Day 4

Detailed paper information

Back to list

Paper title pyjeo, an open source Python library for processing geospatial data
Authors
  1. Pieter Kempeneers European Commission Joint Research Centre Speaker
  2. Pierre Soille Joint Research Centre - European Comission
Form of presentation Poster
Topics
  • Open Earth Forum
    • C5.03 Open Source, data science and toolboxes in EO: Current status & evolution
Abstract text Recent years have witnessed a dynamic development of open source software libraries and tools that deal with the analysis of geospatial data. The European Commission Joint Research Centre (JRC) has released a Python package, pyjeo, as open source under the GNU public license (GPLv.3). It has been written by and for scientists and builds upon existing open source software libraries such as the GNU scientific library (GSL) and GDAL. Its design allows for an easy integration with existing libraries to take fully advantage of the plethora of functions these libraries offer. Extra care was hereby taken on selecting the underlying data model to avoid unnecessary copying of data. This minimizes the memory footprint and does not involve time consuming disk operations. With increasing EO data volumes at an unprecedented pace, this has become particularly important.

A multi-band three-dimensional (3D) data model was selected, where each band represents a 3D contiguous array in C/C++ of a generic data type. The lower level algorithmic part of the library, where processing performance is important, has been written in C/C++. Parallel computing is introduced using the open-source library openMP. Through the Simplified Wrapper and Interface Generator (SWIG) modules, the C/C++ functions were ported to Python. Python is an increasingly used programming language within the scientific computing community with popular libraries dealing with multi-dimensional data processing such as SciPy ndimage and xarray. Important within the context of this work is that Python allows for easy interfacing with C/C++ libraries by providing a C-API to get access to its Numpy array object. This allows pyjeo to smoothly integrate with packages such as xarray and by extension other packages that use the Numpy array object at their core.
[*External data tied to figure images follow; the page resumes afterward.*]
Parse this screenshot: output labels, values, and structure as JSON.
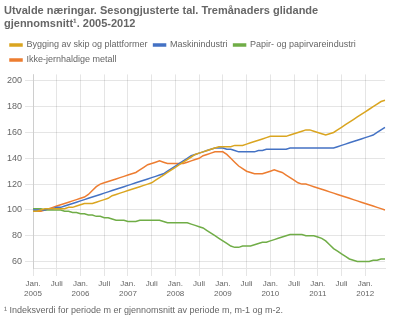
{
  "chart_data": {
    "type": "line",
    "title": "Utvalde næringar. Sesongjusterte tal. Tremånaders glidande\ngjennomsnitt¹. 2005-2012",
    "footnote": "¹ Indeksverdi for periode m er gjennomsnitt av periode m, m-1 og m-2.",
    "categories": [
      "Jan.\n2005",
      null,
      null,
      null,
      null,
      null,
      "Juli",
      null,
      null,
      null,
      null,
      null,
      "Jan.\n2006",
      null,
      null,
      null,
      null,
      null,
      "Juli",
      null,
      null,
      null,
      null,
      null,
      "Jan.\n2007",
      null,
      null,
      null,
      null,
      null,
      "Juli",
      null,
      null,
      null,
      null,
      null,
      "Jan.\n2008",
      null,
      null,
      null,
      null,
      null,
      "Juli",
      null,
      null,
      null,
      null,
      null,
      "Jan.\n2009",
      null,
      null,
      null,
      null,
      null,
      "Juli",
      null,
      null,
      null,
      null,
      null,
      "Jan.\n2010",
      null,
      null,
      null,
      null,
      null,
      "Juli",
      null,
      null,
      null,
      null,
      null,
      "Jan.\n2011",
      null,
      null,
      null,
      null,
      null,
      "Juli",
      null,
      null,
      null,
      null,
      null,
      "Jan.\n2012",
      null,
      null,
      null,
      null,
      null
    ],
    "ylim": [
      55,
      205
    ],
    "yticks": [
      60,
      80,
      100,
      120,
      140,
      160,
      180,
      200
    ],
    "grid": true,
    "legend": "top",
    "series": [
      {
        "name": "Bygging av skip og plattformer",
        "color": "#DAA520",
        "values": [
          99,
          99,
          100,
          101,
          101,
          101,
          101,
          101,
          101,
          102,
          102,
          103,
          104,
          105,
          105,
          105,
          106,
          107,
          108,
          109,
          111,
          112,
          113,
          114,
          115,
          116,
          117,
          118,
          119,
          120,
          121,
          123,
          125,
          127,
          129,
          131,
          133,
          135,
          137,
          139,
          141,
          143,
          144,
          145,
          146,
          147,
          148,
          149,
          149,
          149,
          149,
          150,
          150,
          150,
          151,
          152,
          153,
          154,
          155,
          156,
          157,
          157,
          157,
          157,
          157,
          158,
          159,
          160,
          161,
          162,
          162,
          161,
          160,
          159,
          158,
          159,
          160,
          162,
          164,
          166,
          168,
          170,
          172,
          174,
          176,
          178,
          180,
          182,
          184,
          185
        ]
      },
      {
        "name": "Maskinindustri",
        "color": "#4472C4",
        "values": [
          100,
          100,
          100,
          100,
          101,
          101,
          102,
          102,
          103,
          104,
          105,
          106,
          107,
          108,
          109,
          110,
          111,
          112,
          113,
          114,
          115,
          116,
          117,
          118,
          119,
          120,
          121,
          122,
          123,
          124,
          125,
          126,
          127,
          128,
          130,
          132,
          134,
          136,
          138,
          140,
          142,
          143,
          144,
          145,
          146,
          147,
          148,
          148,
          148,
          147,
          147,
          146,
          145,
          145,
          145,
          145,
          145,
          146,
          146,
          147,
          147,
          147,
          147,
          147,
          147,
          148,
          148,
          148,
          148,
          148,
          148,
          148,
          148,
          148,
          148,
          148,
          148,
          149,
          150,
          151,
          152,
          153,
          154,
          155,
          156,
          157,
          158,
          160,
          162,
          164
        ]
      },
      {
        "name": "Papir- og papirvareindustri",
        "color": "#70AD47",
        "values": [
          101,
          101,
          101,
          100,
          100,
          100,
          100,
          100,
          99,
          99,
          98,
          98,
          97,
          97,
          96,
          96,
          95,
          95,
          94,
          94,
          93,
          92,
          92,
          92,
          91,
          91,
          91,
          92,
          92,
          92,
          92,
          92,
          92,
          91,
          90,
          90,
          90,
          90,
          90,
          90,
          89,
          88,
          87,
          86,
          84,
          82,
          80,
          78,
          76,
          74,
          72,
          71,
          71,
          72,
          72,
          72,
          73,
          74,
          75,
          75,
          76,
          77,
          78,
          79,
          80,
          81,
          81,
          81,
          81,
          80,
          80,
          80,
          79,
          78,
          76,
          73,
          70,
          68,
          66,
          64,
          62,
          61,
          60,
          60,
          60,
          60,
          61,
          61,
          62,
          62
        ]
      },
      {
        "name": "Ikke-jernhaldige metall",
        "color": "#ED7D31",
        "values": [
          99,
          99,
          99,
          100,
          101,
          102,
          103,
          104,
          105,
          106,
          107,
          108,
          109,
          110,
          112,
          115,
          118,
          120,
          121,
          122,
          123,
          124,
          125,
          126,
          127,
          128,
          129,
          131,
          133,
          135,
          136,
          137,
          138,
          137,
          136,
          136,
          136,
          136,
          136,
          137,
          138,
          139,
          140,
          142,
          143,
          144,
          145,
          145,
          145,
          143,
          140,
          137,
          134,
          132,
          130,
          129,
          128,
          128,
          128,
          129,
          130,
          131,
          130,
          129,
          127,
          125,
          123,
          121,
          120,
          120,
          119,
          118,
          117,
          116,
          115,
          114,
          113,
          112,
          111,
          110,
          109,
          108,
          107,
          106,
          105,
          104,
          103,
          102,
          101,
          100
        ]
      }
    ]
  }
}
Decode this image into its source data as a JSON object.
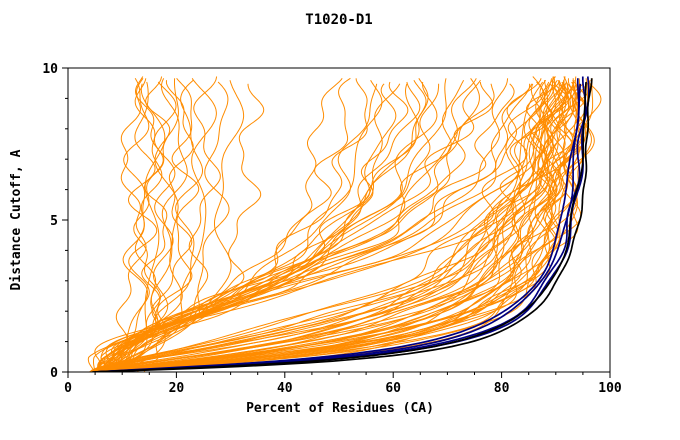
{
  "chart_data": {
    "type": "line",
    "title": "T1020-D1",
    "xlabel": "Percent of Residues (CA)",
    "ylabel": "Distance Cutoff, A",
    "xlim": [
      0,
      100
    ],
    "ylim": [
      0,
      10
    ],
    "x_ticks": [
      0,
      20,
      40,
      60,
      80,
      100
    ],
    "y_ticks": [
      0,
      5,
      10
    ],
    "x_minor_step": 5,
    "y_minor_step": 1,
    "grid": false,
    "legend": "none",
    "frame_color": "#000000",
    "curve_model": "x(y) = x0 + (pmax - x0) * y^b / (y^b + c); curve params are [x0, pmax, c, b]",
    "groups": [
      {
        "name": "prediction",
        "color": "#ff8c00",
        "width": 1,
        "jitter": 1.8,
        "curves": [
          [
            8,
            13,
            0.3,
            1.6
          ],
          [
            9,
            15,
            0.5,
            1.8
          ],
          [
            7,
            12,
            0.2,
            1.4
          ],
          [
            10,
            18,
            0.8,
            2.0
          ],
          [
            8,
            16,
            0.4,
            1.5
          ],
          [
            9,
            20,
            1.2,
            2.2
          ],
          [
            11,
            22,
            1.5,
            2.0
          ],
          [
            7,
            14,
            0.6,
            1.7
          ],
          [
            10,
            25,
            2.0,
            2.4
          ],
          [
            12,
            28,
            2.5,
            2.2
          ],
          [
            9,
            17,
            0.9,
            1.9
          ],
          [
            8,
            21,
            1.4,
            2.1
          ],
          [
            13,
            30,
            3.0,
            2.5
          ],
          [
            10,
            15,
            0.3,
            1.3
          ],
          [
            11,
            19,
            0.7,
            1.6
          ],
          [
            14,
            34,
            3.5,
            2.3
          ],
          [
            12,
            26,
            1.8,
            2.0
          ],
          [
            9,
            23,
            1.6,
            2.2
          ],
          [
            6,
            60,
            8,
            2.0
          ],
          [
            7,
            65,
            10,
            2.1
          ],
          [
            5,
            70,
            12,
            2.2
          ],
          [
            8,
            75,
            9,
            1.9
          ],
          [
            6,
            80,
            14,
            2.3
          ],
          [
            7,
            85,
            16,
            2.2
          ],
          [
            5,
            90,
            18,
            2.4
          ],
          [
            6,
            95,
            20,
            2.5
          ],
          [
            8,
            68,
            7,
            1.8
          ],
          [
            7,
            72,
            11,
            2.0
          ],
          [
            5,
            78,
            13,
            2.1
          ],
          [
            6,
            82,
            15,
            2.2
          ],
          [
            9,
            88,
            17,
            2.3
          ],
          [
            6,
            92,
            19,
            2.4
          ],
          [
            7,
            58,
            6,
            1.7
          ],
          [
            8,
            63,
            8.5,
            1.9
          ],
          [
            5,
            86,
            16,
            2.1
          ],
          [
            6,
            74,
            10,
            1.9
          ],
          [
            7,
            96,
            22,
            2.6
          ],
          [
            8,
            90,
            20,
            2.5
          ],
          [
            5,
            55,
            5,
            1.6
          ],
          [
            6,
            66,
            9,
            2.0
          ],
          [
            7,
            84,
            14,
            2.2
          ],
          [
            9,
            94,
            24,
            2.7
          ],
          [
            6,
            76,
            12,
            2.1
          ],
          [
            8,
            98,
            26,
            2.8
          ],
          [
            5,
            62,
            7.5,
            1.8
          ],
          [
            7,
            70,
            10.5,
            2.0
          ],
          [
            6,
            88,
            18,
            2.4
          ],
          [
            8,
            80,
            13,
            2.1
          ],
          [
            5,
            97,
            0.7,
            1.3
          ],
          [
            6,
            96,
            0.8,
            1.25
          ],
          [
            4,
            98,
            0.6,
            1.3
          ],
          [
            5,
            95,
            0.9,
            1.2
          ],
          [
            6,
            97,
            1.0,
            1.35
          ],
          [
            5,
            98,
            0.75,
            1.3
          ],
          [
            7,
            96,
            1.1,
            1.3
          ],
          [
            4,
            97,
            0.65,
            1.25
          ],
          [
            5,
            99,
            0.8,
            1.4
          ],
          [
            6,
            94,
            1.2,
            1.3
          ],
          [
            5,
            96,
            1.4,
            1.35
          ],
          [
            6,
            98,
            0.9,
            1.3
          ],
          [
            4,
            95,
            1.0,
            1.2
          ],
          [
            7,
            97,
            1.3,
            1.4
          ],
          [
            5,
            93,
            1.5,
            1.25
          ],
          [
            6,
            99,
            0.7,
            1.35
          ],
          [
            4,
            96,
            0.85,
            1.3
          ],
          [
            5,
            97,
            1.6,
            1.45
          ],
          [
            6,
            95,
            1.8,
            1.4
          ],
          [
            7,
            98,
            1.2,
            1.35
          ],
          [
            5,
            94,
            2.0,
            1.45
          ],
          [
            4,
            99,
            0.95,
            1.4
          ],
          [
            6,
            96,
            2.2,
            1.5
          ],
          [
            5,
            98,
            1.05,
            1.35
          ],
          [
            7,
            95,
            2.4,
            1.5
          ],
          [
            4,
            97,
            1.15,
            1.35
          ],
          [
            6,
            93,
            2.6,
            1.55
          ],
          [
            5,
            96,
            0.5,
            1.2
          ],
          [
            6,
            97,
            0.6,
            1.25
          ],
          [
            4,
            94,
            1.3,
            1.3
          ],
          [
            5,
            99,
            1.0,
            1.45
          ],
          [
            7,
            96,
            1.45,
            1.4
          ],
          [
            5,
            95,
            0.55,
            1.15
          ],
          [
            6,
            98,
            1.55,
            1.45
          ],
          [
            4,
            96,
            1.7,
            1.4
          ],
          [
            5,
            97,
            2.1,
            1.5
          ],
          [
            6,
            94,
            0.65,
            1.2
          ],
          [
            7,
            99,
            0.85,
            1.4
          ],
          [
            5,
            98,
            2.3,
            1.55
          ],
          [
            4,
            95,
            2.7,
            1.55
          ],
          [
            6,
            96,
            3.0,
            1.6
          ],
          [
            5,
            93,
            3.3,
            1.6
          ],
          [
            6,
            97,
            2.8,
            1.6
          ],
          [
            4,
            98,
            3.6,
            1.65
          ]
        ]
      },
      {
        "name": "highlight",
        "color": "#000080",
        "width": 1.7,
        "jitter": 0.35,
        "curves": [
          [
            5,
            98,
            0.42,
            1.18
          ],
          [
            5,
            97.5,
            0.46,
            1.2
          ],
          [
            5,
            98.5,
            0.4,
            1.17
          ],
          [
            5,
            97,
            0.5,
            1.22
          ]
        ]
      },
      {
        "name": "reference",
        "color": "#000000",
        "width": 1.7,
        "jitter": 0.3,
        "curves": [
          [
            4.5,
            99,
            0.35,
            1.15
          ],
          [
            5,
            98.3,
            0.4,
            1.18
          ]
        ]
      }
    ]
  }
}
In this talk, we will present the design of pyjeo and focus on how it has been integrated in the JRC Big Data Analytics Platform (BDAP). For instance, we will show how virtual data cubes are created to serve various use cases at the JRC that are based on Sentinel-1 and Sentinel-2 collections. We will also introduce the BDAP as an openEO compatible backend for which pyjeo was used as a basis and where scientists can deploy their EO data analysis workflows without knowing the infrastructure details. Finally, results on optimal parallel processing strategies will be discussed.